Cargile notes that polling data on a Kern-specific response to the events of January 6th is extremely limited. But in the weeks following the attack, she saw in Kern much of what was seen across the nation – two held truths, driven by the voices in people’s ears.
“I think that what was seen in Kern County was a lot of, an outward demonstration of those media bubbles that people are living in,” Cargile said.
I spent a few hours trying to learn what truths folks in Bakersfield held about January 6th.
One woman said it was ‘disgraceful.’ Others said their views weren’t politically correct enough for TV. But across the dozens of people I spoke to, none wanted to come on camera.
Cargile says this is likely due to fear of repercussions, personal or professional, from those that hold a different version of events as true — and over time, she says, this could cause a split in how the events of January 6th are remembered.
“I think there will be two public consciousnesses of this event,” Cargile said. “The question is, which one is going to be able to influence the social studies and history books?”
That fallout won’t happen on a national scale.

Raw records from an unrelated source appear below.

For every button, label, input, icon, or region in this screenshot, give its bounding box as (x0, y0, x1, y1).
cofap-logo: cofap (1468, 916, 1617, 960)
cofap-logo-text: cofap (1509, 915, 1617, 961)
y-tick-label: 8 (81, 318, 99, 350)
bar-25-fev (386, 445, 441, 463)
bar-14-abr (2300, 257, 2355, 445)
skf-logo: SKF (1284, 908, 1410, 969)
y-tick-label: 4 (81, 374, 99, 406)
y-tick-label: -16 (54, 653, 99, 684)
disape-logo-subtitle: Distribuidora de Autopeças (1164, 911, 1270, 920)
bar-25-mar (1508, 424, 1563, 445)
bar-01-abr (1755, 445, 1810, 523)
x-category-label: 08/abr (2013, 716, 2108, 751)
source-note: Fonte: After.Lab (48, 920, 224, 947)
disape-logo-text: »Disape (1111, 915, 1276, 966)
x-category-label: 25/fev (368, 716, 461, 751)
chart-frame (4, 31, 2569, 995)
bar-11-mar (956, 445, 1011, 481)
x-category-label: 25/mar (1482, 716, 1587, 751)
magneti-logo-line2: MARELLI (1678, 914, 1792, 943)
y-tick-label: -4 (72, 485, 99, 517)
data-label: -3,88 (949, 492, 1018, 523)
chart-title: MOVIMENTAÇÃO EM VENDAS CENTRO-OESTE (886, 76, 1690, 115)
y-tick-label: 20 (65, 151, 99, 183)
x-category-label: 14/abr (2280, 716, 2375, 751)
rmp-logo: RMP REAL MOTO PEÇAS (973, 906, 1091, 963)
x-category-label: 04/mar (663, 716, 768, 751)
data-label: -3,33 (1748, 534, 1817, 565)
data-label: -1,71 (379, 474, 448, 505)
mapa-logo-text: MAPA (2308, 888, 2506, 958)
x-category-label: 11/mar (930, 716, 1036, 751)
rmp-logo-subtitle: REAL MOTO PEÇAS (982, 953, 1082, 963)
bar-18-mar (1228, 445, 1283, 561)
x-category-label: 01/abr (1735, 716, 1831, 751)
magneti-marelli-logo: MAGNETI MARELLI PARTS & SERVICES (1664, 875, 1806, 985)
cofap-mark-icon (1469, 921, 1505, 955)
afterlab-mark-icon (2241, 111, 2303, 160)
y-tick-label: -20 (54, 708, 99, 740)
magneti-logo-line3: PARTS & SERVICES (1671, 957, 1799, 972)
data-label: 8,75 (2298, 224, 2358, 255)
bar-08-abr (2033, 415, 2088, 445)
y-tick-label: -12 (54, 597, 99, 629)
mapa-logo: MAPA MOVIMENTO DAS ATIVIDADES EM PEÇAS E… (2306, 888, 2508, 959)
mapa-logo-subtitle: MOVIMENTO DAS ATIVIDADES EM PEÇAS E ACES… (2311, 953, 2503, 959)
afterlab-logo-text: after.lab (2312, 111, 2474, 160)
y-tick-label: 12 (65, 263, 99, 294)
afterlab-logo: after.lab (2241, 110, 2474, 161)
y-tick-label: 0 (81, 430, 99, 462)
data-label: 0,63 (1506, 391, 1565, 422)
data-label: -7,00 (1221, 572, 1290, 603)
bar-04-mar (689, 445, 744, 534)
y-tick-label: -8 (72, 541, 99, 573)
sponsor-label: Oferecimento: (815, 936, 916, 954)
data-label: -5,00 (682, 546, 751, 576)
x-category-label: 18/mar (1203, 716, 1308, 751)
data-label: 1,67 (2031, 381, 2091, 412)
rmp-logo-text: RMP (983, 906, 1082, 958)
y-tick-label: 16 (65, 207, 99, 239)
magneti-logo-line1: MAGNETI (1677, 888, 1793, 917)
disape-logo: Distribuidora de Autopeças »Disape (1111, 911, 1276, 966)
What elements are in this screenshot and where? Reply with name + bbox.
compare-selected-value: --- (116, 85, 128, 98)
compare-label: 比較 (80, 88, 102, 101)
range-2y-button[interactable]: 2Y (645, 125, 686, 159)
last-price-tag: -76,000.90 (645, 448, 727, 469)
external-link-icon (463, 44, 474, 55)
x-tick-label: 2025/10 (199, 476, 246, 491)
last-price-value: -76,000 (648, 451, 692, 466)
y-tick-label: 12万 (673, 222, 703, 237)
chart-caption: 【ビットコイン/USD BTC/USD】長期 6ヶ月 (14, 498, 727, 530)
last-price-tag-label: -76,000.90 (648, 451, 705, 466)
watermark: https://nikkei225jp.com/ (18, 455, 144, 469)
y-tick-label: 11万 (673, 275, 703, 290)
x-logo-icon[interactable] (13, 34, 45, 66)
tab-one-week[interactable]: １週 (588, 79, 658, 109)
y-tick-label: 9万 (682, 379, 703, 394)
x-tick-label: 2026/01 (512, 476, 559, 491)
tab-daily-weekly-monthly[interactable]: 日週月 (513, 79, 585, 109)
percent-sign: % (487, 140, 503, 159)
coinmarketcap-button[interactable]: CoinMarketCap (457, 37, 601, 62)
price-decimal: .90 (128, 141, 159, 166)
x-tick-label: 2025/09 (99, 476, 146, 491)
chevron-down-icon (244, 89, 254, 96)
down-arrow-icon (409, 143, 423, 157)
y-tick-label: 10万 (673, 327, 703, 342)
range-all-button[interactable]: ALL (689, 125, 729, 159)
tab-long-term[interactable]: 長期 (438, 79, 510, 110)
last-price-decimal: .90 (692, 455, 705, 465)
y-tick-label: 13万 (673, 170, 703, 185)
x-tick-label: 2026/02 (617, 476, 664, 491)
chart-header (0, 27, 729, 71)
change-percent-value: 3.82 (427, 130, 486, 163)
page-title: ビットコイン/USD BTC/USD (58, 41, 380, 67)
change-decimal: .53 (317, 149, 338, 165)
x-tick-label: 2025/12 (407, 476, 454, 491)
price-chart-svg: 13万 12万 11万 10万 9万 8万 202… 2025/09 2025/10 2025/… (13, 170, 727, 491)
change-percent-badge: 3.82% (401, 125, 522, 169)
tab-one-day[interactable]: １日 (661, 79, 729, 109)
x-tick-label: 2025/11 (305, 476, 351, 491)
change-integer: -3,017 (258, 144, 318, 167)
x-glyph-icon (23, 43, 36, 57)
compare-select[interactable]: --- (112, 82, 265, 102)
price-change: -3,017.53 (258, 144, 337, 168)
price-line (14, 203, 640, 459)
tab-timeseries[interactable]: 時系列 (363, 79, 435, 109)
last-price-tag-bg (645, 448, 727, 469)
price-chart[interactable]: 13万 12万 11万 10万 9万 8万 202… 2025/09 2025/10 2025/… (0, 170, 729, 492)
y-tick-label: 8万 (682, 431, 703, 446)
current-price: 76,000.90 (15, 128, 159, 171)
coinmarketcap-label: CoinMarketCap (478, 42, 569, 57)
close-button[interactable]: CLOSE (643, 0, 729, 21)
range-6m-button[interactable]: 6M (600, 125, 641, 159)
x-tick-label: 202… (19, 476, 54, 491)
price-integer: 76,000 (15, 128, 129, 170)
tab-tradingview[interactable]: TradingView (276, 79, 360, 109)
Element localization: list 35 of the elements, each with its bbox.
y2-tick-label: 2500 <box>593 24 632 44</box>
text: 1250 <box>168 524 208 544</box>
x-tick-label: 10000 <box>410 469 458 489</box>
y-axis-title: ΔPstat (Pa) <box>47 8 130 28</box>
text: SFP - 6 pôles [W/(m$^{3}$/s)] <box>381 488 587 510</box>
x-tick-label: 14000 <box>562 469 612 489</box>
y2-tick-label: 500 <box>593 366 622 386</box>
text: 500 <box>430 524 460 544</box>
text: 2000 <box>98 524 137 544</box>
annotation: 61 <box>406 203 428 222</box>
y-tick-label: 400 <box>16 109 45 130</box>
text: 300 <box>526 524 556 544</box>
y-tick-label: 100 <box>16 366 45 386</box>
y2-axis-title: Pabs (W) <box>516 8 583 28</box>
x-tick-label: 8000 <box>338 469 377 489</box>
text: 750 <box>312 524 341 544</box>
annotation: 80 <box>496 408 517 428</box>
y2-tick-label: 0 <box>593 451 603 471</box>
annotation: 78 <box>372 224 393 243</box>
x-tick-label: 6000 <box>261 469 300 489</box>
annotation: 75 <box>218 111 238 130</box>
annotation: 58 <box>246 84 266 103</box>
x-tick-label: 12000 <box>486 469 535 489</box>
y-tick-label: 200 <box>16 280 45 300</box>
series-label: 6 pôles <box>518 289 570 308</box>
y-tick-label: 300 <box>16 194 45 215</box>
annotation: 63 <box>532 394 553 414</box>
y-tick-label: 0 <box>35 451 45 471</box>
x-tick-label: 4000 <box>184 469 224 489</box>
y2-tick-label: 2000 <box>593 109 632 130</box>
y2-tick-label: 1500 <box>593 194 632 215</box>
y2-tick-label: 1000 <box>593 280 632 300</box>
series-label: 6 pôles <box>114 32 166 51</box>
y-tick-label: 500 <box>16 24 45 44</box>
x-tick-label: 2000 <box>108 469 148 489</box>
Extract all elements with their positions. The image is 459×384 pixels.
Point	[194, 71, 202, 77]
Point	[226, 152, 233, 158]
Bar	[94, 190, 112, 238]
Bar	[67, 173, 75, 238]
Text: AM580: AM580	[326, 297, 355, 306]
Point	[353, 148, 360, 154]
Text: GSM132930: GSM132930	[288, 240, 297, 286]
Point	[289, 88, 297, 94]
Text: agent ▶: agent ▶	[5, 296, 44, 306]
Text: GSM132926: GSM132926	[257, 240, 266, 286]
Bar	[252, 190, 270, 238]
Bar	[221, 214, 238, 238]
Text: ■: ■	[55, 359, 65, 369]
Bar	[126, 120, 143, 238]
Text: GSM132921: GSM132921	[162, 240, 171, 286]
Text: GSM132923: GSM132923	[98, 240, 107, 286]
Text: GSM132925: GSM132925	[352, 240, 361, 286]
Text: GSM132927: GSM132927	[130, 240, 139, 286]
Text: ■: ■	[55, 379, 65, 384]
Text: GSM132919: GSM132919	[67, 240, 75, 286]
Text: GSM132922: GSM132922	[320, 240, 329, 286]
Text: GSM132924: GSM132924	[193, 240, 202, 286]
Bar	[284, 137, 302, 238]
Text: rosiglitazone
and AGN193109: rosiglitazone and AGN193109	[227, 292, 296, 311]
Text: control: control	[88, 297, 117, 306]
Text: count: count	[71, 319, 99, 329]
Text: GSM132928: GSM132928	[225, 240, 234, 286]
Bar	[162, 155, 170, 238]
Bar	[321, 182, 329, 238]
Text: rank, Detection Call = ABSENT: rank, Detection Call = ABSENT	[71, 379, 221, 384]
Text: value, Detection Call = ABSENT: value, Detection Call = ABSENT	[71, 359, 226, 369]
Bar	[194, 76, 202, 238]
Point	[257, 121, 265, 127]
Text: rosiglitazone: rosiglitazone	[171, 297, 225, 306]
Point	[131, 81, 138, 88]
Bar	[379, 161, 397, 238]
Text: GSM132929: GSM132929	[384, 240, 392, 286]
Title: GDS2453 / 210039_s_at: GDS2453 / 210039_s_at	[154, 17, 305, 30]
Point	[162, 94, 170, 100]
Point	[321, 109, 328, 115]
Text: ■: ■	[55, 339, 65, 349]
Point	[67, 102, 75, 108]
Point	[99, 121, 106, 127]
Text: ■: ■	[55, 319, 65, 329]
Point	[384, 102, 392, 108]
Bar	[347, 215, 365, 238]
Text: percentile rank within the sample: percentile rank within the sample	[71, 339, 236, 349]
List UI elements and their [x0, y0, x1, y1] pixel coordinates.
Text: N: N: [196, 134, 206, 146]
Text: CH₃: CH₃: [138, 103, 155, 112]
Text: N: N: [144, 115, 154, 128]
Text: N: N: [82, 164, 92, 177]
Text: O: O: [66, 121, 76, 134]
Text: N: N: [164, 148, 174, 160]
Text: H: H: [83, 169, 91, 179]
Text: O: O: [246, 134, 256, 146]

Instead, like fights over vaccine mandates and LGBT rights we’ve seen in Kern County, that struggle will be hyper-local.
“A lot of those individuals moved from, ‘Well, we didn’t affect the situation at the national level, so we’re going to take this to the state legislatures, we’re going to take this to local governments like the school boards and like the county supervisors’ offices, and we’re going to mount change there,” Cargile said.